How I think has been passing through my head, lately. Perhaps it is all this focus on the many dreams I have been having lately, along with the constant sense of wanting to keep moving. In any event, I find I have tried to explain to people on occasion how I think, so I decided to attempt to explain it in a coherent fashion to myself.

It was once asked: Through what lens do you see the world? Is it a world moved by politics? by relationships? by economics? by religion? by something else? I stopped and considered the world, for a moment, and my approach to it. Every category suggested seems accurate and inaccurate all at once. And then it occurred to me that I view the world, existence, as a story.

In this story, there is an all-powerful, all-knowing being who exists outside of time and is called God.

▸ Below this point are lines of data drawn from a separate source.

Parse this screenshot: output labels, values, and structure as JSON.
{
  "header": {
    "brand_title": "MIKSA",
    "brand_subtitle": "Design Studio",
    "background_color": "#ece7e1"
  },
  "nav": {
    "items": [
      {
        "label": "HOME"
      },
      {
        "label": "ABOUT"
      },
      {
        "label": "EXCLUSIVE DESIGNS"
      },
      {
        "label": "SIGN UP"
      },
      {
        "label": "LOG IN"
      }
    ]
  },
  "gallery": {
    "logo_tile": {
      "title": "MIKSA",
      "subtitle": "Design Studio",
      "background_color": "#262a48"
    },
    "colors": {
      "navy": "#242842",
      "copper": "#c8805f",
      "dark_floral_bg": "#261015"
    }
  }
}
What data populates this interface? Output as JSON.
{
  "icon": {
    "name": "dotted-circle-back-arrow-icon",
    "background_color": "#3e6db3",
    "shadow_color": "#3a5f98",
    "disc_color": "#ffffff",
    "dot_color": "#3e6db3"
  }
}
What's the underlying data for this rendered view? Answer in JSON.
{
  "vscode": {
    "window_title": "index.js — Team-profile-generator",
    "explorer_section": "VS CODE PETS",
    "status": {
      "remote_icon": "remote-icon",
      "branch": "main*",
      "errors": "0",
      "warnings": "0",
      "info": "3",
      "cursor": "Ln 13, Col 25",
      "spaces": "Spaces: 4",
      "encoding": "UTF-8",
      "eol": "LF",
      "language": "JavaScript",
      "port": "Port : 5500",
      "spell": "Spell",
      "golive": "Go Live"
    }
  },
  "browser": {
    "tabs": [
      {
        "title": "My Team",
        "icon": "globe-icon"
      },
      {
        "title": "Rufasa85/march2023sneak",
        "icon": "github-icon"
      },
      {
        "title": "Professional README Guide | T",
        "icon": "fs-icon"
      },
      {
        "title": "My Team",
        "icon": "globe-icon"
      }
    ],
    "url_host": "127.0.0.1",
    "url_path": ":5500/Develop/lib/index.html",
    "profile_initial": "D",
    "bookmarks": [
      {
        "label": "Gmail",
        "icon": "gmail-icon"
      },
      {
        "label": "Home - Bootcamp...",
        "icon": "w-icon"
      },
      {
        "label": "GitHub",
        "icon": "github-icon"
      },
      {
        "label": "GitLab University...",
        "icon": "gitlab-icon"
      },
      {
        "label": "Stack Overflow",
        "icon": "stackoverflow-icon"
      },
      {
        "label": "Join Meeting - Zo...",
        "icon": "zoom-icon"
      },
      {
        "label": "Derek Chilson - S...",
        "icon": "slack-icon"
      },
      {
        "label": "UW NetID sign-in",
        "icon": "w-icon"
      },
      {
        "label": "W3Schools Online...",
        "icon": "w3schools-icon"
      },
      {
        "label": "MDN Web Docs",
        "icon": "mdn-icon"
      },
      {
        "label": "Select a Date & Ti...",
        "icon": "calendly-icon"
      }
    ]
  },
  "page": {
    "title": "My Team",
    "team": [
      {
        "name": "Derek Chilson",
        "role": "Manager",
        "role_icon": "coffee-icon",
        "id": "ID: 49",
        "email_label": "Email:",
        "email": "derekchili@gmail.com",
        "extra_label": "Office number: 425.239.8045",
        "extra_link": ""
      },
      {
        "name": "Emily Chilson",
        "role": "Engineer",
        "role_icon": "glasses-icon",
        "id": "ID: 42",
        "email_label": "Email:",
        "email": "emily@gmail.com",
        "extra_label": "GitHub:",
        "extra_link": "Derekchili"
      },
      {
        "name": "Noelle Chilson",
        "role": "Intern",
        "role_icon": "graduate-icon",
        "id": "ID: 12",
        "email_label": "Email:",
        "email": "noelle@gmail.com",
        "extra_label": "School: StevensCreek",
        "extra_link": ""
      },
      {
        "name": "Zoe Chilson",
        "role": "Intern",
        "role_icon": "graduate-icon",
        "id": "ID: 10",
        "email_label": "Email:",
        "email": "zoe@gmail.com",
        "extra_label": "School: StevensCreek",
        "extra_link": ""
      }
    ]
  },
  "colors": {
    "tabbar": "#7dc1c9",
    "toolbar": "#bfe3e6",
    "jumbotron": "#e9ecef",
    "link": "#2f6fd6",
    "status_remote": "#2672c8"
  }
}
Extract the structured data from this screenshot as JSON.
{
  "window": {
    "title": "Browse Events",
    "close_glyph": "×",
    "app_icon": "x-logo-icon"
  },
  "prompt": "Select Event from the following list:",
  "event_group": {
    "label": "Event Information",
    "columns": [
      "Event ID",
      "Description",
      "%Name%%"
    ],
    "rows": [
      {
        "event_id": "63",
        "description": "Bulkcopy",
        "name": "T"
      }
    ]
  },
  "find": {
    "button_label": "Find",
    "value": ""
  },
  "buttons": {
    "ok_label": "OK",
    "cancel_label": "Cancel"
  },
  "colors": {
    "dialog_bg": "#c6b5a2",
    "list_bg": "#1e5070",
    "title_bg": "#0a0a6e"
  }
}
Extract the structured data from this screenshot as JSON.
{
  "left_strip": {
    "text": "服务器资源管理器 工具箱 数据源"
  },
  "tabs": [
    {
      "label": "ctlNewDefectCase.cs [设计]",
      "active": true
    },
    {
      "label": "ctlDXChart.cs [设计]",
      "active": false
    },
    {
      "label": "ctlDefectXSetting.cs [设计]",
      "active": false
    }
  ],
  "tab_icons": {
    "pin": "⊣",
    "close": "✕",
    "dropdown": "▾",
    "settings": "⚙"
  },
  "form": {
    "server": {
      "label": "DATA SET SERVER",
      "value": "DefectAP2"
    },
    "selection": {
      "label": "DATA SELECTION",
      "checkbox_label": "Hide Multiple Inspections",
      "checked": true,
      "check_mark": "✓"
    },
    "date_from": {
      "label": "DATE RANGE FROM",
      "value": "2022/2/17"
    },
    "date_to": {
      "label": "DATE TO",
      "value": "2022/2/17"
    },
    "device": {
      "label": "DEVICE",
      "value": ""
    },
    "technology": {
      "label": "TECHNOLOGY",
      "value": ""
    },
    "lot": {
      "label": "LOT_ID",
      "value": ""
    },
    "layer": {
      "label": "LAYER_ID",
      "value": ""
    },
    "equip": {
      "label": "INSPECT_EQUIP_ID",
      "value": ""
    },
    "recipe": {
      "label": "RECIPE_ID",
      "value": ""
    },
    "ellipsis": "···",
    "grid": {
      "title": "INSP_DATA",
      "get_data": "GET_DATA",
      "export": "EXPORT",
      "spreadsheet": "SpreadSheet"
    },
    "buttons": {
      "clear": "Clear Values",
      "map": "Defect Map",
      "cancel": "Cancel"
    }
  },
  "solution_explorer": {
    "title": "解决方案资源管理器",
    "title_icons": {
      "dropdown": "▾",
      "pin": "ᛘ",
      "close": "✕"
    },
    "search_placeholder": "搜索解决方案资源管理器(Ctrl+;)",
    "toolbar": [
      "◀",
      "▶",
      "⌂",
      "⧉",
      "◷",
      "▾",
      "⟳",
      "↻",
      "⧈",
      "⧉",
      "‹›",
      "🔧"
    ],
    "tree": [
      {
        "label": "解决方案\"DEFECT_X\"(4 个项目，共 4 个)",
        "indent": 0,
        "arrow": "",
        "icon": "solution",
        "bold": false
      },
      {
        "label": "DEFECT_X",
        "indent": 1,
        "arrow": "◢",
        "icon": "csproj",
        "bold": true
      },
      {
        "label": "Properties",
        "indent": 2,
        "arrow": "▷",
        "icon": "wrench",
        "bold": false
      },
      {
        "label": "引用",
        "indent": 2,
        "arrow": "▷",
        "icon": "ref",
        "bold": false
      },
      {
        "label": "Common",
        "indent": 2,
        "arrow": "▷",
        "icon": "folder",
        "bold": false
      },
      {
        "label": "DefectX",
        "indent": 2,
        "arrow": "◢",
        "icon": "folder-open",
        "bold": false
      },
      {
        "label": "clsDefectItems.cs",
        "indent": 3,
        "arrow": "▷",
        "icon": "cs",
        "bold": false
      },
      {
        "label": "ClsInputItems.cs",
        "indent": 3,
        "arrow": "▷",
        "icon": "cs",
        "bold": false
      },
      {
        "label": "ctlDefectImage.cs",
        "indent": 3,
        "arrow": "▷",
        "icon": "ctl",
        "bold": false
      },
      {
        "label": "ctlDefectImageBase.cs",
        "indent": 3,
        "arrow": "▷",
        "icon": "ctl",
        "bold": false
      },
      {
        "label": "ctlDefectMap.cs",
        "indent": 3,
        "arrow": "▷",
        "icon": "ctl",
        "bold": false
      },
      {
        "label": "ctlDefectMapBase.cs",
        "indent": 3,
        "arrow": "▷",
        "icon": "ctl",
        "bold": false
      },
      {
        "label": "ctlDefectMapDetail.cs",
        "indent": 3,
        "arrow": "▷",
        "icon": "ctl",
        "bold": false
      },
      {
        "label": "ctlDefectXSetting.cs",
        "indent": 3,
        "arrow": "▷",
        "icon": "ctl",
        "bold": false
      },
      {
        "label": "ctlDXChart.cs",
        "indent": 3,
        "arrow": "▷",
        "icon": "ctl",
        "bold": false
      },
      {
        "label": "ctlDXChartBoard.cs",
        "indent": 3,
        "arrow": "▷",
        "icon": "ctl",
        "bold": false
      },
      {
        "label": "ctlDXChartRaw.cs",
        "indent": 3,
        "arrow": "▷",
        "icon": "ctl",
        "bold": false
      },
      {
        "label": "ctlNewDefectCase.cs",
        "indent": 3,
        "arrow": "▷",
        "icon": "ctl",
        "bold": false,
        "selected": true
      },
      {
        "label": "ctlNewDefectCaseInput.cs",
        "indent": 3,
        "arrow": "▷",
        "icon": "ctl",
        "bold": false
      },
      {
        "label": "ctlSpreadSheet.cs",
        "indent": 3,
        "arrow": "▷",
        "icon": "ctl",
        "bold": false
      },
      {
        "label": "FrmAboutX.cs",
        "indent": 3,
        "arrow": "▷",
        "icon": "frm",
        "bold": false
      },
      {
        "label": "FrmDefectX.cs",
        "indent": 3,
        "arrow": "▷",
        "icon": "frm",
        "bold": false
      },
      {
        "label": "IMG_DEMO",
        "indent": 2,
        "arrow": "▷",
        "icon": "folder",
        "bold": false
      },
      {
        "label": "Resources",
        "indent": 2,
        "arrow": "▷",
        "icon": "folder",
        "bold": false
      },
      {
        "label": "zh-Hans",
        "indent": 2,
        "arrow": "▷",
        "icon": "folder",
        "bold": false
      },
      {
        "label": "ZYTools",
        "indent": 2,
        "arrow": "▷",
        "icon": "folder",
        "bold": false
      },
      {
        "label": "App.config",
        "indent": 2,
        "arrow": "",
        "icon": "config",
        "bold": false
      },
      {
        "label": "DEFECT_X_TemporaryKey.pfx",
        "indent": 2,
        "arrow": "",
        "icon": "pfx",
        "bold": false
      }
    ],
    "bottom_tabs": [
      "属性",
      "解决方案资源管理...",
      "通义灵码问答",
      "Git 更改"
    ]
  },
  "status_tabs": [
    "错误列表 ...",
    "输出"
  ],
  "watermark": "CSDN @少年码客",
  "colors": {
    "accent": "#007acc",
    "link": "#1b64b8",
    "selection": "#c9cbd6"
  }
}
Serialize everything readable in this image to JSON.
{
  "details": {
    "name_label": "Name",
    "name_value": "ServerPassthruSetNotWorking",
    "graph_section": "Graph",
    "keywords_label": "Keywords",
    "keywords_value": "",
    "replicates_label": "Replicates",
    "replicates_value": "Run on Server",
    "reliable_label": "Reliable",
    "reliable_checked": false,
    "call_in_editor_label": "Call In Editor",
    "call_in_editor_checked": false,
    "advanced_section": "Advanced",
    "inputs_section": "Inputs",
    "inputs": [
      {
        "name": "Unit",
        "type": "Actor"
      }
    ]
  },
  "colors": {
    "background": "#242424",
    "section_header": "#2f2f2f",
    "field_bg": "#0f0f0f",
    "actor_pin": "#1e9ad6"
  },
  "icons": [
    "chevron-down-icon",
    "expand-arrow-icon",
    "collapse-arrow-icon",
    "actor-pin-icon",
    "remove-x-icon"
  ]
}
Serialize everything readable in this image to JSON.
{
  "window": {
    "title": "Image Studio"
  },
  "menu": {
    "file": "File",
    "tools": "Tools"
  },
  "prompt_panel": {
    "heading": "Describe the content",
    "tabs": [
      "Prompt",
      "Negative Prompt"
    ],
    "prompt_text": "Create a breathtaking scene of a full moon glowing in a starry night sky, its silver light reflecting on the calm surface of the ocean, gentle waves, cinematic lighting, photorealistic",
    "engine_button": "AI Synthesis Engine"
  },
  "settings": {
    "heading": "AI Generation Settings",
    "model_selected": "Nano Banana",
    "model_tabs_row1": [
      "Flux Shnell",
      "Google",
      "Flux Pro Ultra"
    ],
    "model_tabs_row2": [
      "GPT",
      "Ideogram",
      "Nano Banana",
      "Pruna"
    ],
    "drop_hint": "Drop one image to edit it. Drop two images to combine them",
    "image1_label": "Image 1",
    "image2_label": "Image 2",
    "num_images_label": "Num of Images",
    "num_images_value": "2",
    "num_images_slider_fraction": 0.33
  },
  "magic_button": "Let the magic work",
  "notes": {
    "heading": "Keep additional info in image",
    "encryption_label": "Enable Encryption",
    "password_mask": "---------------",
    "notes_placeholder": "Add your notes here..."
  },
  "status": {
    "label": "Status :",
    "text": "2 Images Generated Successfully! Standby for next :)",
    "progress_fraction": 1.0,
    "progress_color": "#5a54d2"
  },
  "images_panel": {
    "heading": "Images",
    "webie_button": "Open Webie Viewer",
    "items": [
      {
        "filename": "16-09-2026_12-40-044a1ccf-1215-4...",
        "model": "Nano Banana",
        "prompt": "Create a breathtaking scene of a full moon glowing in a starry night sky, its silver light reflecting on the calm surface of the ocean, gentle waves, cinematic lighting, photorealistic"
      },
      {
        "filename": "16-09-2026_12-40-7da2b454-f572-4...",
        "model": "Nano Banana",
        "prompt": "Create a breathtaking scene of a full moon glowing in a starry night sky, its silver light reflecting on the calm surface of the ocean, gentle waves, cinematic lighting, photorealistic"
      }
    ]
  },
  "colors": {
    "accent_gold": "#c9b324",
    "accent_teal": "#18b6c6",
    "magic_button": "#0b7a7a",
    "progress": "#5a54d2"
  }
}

God can do anything He should desire, and this means that anything and everything is a possibility. And by that, I do not just mean it in a theoretical sense, but there is an active awareness that aliens could land, the mountains could dance a jig, the sun could remain fixed in the sky, the ground could open up and swallow a great population and close again as a great mouth. Sure I don't expect these things, but they are entirely possible and I have no issues accepting their possibility.

Along with that, there is an over-arching storyline to the tale of existence. Every life, every happening, and that which ties it all together -- all of it, on every level, has a storyline of varying complexities. And as with all stories, everything happens for a reason; everything advances the plot in some way, or develops character, or does something to bring the story along. All pain, all suffering, all joy, all peace happens for a reason and nothing is truly meaningless. No, God does not control this all like puppets on a string, although He, like all the other players, influences it and helps to direct it. Although, unlike any of the other players, He knows how it ends.

And so when tragedy strikes or anything happens, it strikes me as tragic, but part of me feels a detached excitement to see what will happen next. This may seem a bit heartless, and perhaps it is. I deeply and powerfully love individuals whom I come to know, but care little for those whom I do not come to know. Perhaps this is why I take little interest in biographies and instead prefer to read fairy tales.

Yet, really, I am not so heartless. Even as I type this, it reads as a characterisation of who I really am. And I believe that it is. But perhaps it gives voice to that great part of me which does not see things through the same kind of emotive lens that others often see the world. Questions of "how could this happen?" do not matter to me, and the question of "why?" voiced to the heavens so rarely crosses my lips.

"What next?"

"What should I do?"

"How?"

These, when I have not been blinded by pathos, come sooner and matter more to my understanding. But maybe I have merely described an ideal, and those who know me will tell the imagining from the truth. But in this moment, before my remembering fades again, this is my worldview. This is the lens through which I view the world. Through the eyes of the book.